Townhouse 21

Dom č. 21Townhouse 21

In the sixteenth century, the house belonged to the Turský squires, but the first owner is mentioned in 1566 as Uršula Matušková. In 1602 it was bought by Ján Mlynárik, then owned from 1647 by Juraj Stráňavský, then Jakub Gutt and from 1689 to 1717 by Mikuláš Cibulka. In the first third of the eighteenth century, it had several owners: 1718 Mikuláš Cibulka, 1721 Šimon Turak, 1726 Juraj Rajčani, then Wolfgang Nozdrovický. From 1732 it belonged to Ján Krizman’s family, but his widow sold it to Daniel Hebenstein. In 1784 it was purchased by Ondrej Kemba; after 1834 it belonged first to Ignác and then to Jozef Segéni. From 1861, there were several joint owners: the Folkman, Tvrdý, Schmidt, Obhlídalovič, Pokorný families. In 1923, Vilma Puchmayerová bought the house from them. Two years later, she sold it for 210,000 Czechoslovak crowns to the Economic Credit Cooperative Žilina. This association, led by the well-known Žilina priest Ružička, completely demolished the house leaving only its foundations, and built in its place a new three-storey building following plans by the architect M. M. Sheer, which still stands to this day. It was intended to be a bank and a flat for its director. The newly built building was very progressive for its time, not only in terms of its functional use, but also by its deliberate layout of rooms, lighting in its centre using joint windows as well as a wooden folding glassed-in wall between the front area and the back. The building’s architect found a progressive solution for the front façade, too, which is flat and only segmented by simple notches in the joint windows and covered with polished limestone. The building already used a central heating system. The staircase itself is unusual, as is the modern banister, too. A similar one was also used in the Palais Morava in Brno. The only shame is that such a building with a very progressive front façade was integrated into a historic square, and on top of that, next to a Baroque religious building complex. In 1944 the house was acquired by the Citizens’ Credit Institution. From 1949 to 1963 it was owned by the Graber family, when this house too was finally nationalised.
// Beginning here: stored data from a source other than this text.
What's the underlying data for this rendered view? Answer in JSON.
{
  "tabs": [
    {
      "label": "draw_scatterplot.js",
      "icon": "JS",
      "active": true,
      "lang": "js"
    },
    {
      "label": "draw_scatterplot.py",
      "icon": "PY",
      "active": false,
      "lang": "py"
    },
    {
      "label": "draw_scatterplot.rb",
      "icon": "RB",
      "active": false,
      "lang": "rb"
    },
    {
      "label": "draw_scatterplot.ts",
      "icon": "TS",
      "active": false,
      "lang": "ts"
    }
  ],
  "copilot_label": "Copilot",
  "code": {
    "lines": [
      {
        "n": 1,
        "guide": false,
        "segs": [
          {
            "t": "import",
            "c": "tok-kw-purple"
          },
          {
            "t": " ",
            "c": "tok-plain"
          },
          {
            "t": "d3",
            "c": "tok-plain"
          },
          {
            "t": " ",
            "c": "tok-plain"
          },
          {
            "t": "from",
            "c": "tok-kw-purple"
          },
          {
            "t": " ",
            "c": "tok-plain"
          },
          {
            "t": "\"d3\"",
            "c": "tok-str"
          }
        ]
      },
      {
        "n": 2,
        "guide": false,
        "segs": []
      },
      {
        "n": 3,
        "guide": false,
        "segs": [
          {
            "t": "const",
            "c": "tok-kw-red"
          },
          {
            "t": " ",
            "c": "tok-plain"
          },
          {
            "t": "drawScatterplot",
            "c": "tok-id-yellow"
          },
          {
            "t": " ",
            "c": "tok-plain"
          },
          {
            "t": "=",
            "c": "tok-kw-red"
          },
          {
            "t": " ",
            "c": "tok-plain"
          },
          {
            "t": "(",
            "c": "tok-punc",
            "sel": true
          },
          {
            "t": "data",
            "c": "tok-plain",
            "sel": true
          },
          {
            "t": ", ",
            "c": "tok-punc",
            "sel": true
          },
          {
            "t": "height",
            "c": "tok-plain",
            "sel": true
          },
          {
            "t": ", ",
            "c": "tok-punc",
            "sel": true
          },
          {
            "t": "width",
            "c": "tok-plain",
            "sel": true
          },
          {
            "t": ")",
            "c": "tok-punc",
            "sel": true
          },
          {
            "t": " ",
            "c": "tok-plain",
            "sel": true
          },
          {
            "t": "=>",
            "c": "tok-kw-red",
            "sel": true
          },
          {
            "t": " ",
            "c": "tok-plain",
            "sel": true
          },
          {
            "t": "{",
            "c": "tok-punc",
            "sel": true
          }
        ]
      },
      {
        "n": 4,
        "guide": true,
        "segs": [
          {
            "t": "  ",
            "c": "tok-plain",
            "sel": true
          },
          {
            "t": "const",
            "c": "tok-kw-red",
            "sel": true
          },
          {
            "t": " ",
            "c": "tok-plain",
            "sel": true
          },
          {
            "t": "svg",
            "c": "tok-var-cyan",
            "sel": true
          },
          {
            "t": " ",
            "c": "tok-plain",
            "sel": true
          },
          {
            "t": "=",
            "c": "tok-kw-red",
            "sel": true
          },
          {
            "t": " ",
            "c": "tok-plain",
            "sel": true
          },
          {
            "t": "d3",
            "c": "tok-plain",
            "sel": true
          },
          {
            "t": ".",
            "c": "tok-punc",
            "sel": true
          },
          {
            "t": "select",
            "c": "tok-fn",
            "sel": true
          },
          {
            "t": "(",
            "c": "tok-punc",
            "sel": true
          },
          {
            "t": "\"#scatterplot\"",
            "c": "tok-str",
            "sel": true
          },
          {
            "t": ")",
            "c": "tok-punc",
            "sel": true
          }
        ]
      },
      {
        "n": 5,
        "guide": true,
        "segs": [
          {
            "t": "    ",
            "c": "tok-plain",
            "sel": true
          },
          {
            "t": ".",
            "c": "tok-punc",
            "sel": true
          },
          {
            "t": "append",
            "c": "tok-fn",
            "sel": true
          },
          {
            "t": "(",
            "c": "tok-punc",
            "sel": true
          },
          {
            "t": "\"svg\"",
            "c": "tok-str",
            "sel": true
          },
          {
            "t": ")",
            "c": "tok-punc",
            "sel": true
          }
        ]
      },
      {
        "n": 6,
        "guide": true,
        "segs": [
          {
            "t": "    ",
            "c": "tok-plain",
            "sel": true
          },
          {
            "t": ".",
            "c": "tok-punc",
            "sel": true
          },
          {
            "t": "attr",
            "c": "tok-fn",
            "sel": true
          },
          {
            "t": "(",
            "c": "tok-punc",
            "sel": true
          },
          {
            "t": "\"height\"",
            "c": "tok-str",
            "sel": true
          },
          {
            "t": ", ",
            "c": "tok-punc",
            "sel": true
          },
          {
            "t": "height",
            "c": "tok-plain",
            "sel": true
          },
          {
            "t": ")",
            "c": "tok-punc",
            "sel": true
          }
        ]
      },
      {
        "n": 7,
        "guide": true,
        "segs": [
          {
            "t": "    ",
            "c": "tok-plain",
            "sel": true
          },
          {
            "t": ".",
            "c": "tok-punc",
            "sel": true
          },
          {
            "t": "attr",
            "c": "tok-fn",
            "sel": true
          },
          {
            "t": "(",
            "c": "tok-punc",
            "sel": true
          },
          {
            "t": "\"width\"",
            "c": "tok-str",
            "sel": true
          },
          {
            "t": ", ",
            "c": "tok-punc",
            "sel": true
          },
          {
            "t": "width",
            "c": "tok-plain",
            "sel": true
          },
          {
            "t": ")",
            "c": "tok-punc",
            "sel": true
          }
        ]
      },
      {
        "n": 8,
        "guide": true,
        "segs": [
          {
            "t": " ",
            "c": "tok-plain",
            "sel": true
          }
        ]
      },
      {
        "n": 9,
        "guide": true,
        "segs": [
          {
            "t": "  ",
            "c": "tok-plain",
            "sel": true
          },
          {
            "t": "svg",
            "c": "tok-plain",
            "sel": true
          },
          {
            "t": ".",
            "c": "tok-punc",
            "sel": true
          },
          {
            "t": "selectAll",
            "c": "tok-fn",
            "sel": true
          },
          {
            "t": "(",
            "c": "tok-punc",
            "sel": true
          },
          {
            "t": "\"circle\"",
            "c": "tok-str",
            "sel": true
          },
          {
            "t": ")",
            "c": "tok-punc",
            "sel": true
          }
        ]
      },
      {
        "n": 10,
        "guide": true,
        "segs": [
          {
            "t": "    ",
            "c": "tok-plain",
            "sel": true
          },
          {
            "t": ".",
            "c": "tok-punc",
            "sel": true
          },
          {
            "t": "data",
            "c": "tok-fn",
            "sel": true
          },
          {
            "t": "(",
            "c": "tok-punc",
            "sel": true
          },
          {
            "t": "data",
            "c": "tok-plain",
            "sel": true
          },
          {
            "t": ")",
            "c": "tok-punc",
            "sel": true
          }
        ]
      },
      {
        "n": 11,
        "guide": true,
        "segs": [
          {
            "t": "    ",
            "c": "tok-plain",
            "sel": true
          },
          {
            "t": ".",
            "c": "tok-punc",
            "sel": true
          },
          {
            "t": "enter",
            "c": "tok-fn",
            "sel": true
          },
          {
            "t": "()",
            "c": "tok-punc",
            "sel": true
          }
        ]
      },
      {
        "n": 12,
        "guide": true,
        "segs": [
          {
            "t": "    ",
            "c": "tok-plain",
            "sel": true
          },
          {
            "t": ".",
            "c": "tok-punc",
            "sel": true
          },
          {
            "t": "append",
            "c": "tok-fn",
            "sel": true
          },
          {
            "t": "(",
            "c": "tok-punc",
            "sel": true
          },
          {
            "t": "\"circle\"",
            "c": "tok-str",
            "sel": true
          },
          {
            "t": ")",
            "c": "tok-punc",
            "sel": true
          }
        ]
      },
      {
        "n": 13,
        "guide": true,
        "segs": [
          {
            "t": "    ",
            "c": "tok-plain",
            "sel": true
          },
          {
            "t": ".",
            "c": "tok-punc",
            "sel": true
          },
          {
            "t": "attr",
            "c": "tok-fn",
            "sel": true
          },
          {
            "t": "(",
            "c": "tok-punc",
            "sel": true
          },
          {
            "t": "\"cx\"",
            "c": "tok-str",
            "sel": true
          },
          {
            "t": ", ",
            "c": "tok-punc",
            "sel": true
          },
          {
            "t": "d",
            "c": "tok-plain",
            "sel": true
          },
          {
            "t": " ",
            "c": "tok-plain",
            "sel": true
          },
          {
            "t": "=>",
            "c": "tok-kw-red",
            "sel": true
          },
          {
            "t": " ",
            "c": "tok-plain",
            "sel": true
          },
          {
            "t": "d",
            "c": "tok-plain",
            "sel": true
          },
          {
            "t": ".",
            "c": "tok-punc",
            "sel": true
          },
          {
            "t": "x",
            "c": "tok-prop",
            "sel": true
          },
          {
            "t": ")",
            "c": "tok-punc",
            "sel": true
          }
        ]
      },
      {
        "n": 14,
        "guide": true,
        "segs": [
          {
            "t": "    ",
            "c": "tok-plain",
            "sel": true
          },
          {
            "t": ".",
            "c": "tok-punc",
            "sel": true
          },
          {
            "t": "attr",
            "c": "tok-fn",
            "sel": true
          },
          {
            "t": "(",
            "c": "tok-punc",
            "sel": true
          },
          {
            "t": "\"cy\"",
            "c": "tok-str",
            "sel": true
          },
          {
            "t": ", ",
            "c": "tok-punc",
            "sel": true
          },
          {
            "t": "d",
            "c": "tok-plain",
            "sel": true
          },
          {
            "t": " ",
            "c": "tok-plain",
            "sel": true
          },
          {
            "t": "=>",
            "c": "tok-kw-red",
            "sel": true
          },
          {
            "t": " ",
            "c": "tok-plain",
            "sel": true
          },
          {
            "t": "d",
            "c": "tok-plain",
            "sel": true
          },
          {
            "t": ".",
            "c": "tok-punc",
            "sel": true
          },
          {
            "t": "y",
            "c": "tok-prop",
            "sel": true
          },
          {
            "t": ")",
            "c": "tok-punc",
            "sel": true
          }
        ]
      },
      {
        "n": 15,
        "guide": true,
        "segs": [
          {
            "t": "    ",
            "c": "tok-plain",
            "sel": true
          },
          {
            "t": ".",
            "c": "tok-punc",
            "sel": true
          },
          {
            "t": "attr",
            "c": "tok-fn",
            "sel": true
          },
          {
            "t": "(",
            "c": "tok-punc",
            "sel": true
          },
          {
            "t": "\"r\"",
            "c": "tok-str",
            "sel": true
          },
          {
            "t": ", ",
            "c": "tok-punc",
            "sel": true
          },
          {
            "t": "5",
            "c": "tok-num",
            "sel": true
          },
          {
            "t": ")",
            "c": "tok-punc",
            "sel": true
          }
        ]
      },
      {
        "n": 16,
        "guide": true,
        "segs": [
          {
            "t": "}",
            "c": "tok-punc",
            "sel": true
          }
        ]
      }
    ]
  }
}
Tomáš Ružička (1877 – 1947) held in turn the offices of chaplain, administrator and priest of Žilina. In 1931, he also worked as the papal protonotary apostolic and prelate. He played an important role in the history of the town, in particular through his construction activities and help for the poor. He was responsible for building the Catholic house and the so-called Ružička colony with 23 houses for poorer families. The colony no longer exists, it was demolished to build the Hliny III. and IV. Housing estates at the end of the 1950s, but this colony remained in the memory of the inhabitants of Žilina as a symbol of support for the poor. In 1936 he sent for the Salesians (the order founded by St John Bosco) to come to Žilina. In order for them to be able to build their own premises, he allocated them a plot of land in Hliny.

House no. 20 is a terraced house built on a long plot of land adjacent to the Church of the Conversion of St Paul. Before, the original medieval townhouse stood in its place. It is a two-storey functionalist building with a façade divided into four parts and with straight arcades on the ground floor. The house is covered with travertine cladding from Spiš. It had a roof sloping down towards the square. In 1963 it was included in the Central List of Heritage Monuments under KP no. 1411/0. The ground floor of the building was rebuilt according to plans by the architect Dušan Voštenák for a travel agency which is still here today.